Poderia entrar no mérito exclusivo do filme e dizer que é impecável no que se propõe e que, apesar (e por causa) da pirataria, será um sucesso de bilheteria estrondoso. Ainda poderia escrever que “Tropa de elite” na maior parte do tempo parece um institucional nauseante do BOPE – no final, só faltou o “Aliste-se já!”. Apesar disso, levanta algumas lebres, dá um par de tiros certeiros e deixa pelo menos uma cena na memória – aquela do policial Matias invadindo uma passeata pela paz na PUC.

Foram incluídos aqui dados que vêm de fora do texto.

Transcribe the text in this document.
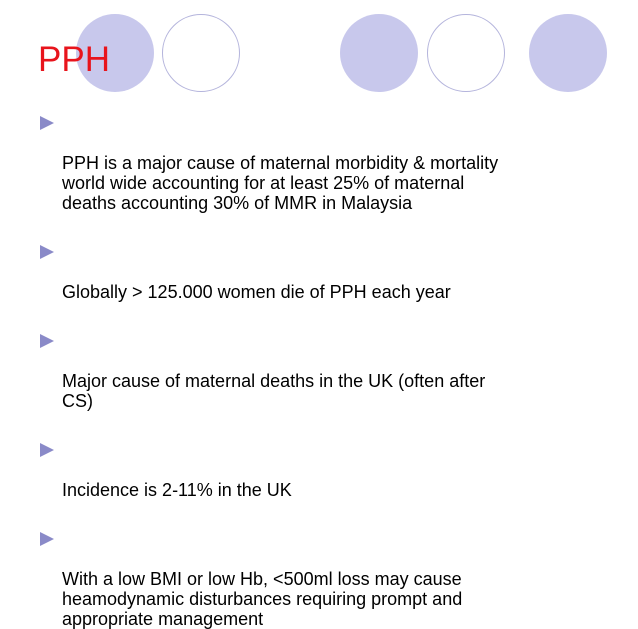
PPH

PPH is a major cause of maternal morbidity & mortality
world wide accounting for at least 25% of maternal
deaths accounting 30% of MMR in Malaysia

Globally > 125.000 women die of PPH each year

Major cause of maternal deaths in the UK (often after
CS)

Incidence is 2-11% in the UK

With a low BMI or low Hb, <500ml loss may cause
heamodynamic disturbances requiring prompt and
appropriate management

Ao mesmo tempo, o filme é de um reacionarismo que talvez não tenha paralelos na história do cinema nacional. O texto é claro como pó de mármore: o tráfico de drogas é um câncer, a elite branca é hipócrita, a PM é corrupta, e o BOPE é incorruptível. Só o BOPE, através de seus imaculados princípios, nos salvará das trevas. E para isso, tem certas licenças nada poéticas – a tortura é a principal delas. Eles, que são puros, fazem o serviço sujo que nós, hipócritas de classe média, não encaramos. A lógica do discurso policial que “Tropa de elite” reproduz é cristalina.
O problema começa quando esse monstro disforme chamado opinião pública faz uma leitura do filme que corrobora esses métodos e valores. E aí, “Tropa de elite” pode perigosamente entrar para a história como o filme da geração “Cansei”. O público torce pelo herói torturador e mata com ele, tortura com ele, em repetidas cenas à la Abu Ghraib – ou “Guantanamo no Rio de Janeiro”, como disse meu amigo Daniel Alarcón. As celebridades enfiadas em black-tie aplaudem cada porrada, num frisson de adrenalina, e todos se convertem instantaneamente em perfumados torturadores de gabinete.
Depois, é claro, sabe-se que vem o perdão, nossa querida e mui conhecida anistia, para o torturador assassino justiceiro e para nós, apêndices conexos dessa violência, como diz a lei número 6.683. Porque, para o bem da “paz e harmonia nacionais”, os fins justificarão os meios até o (nosso) fim. Enquanto isso, o pastel de carne moída segue descendo bem pela goela de todos. O uísquinho servido em coquetéis de estréia como a de “Tropa de elite” pode ajudar.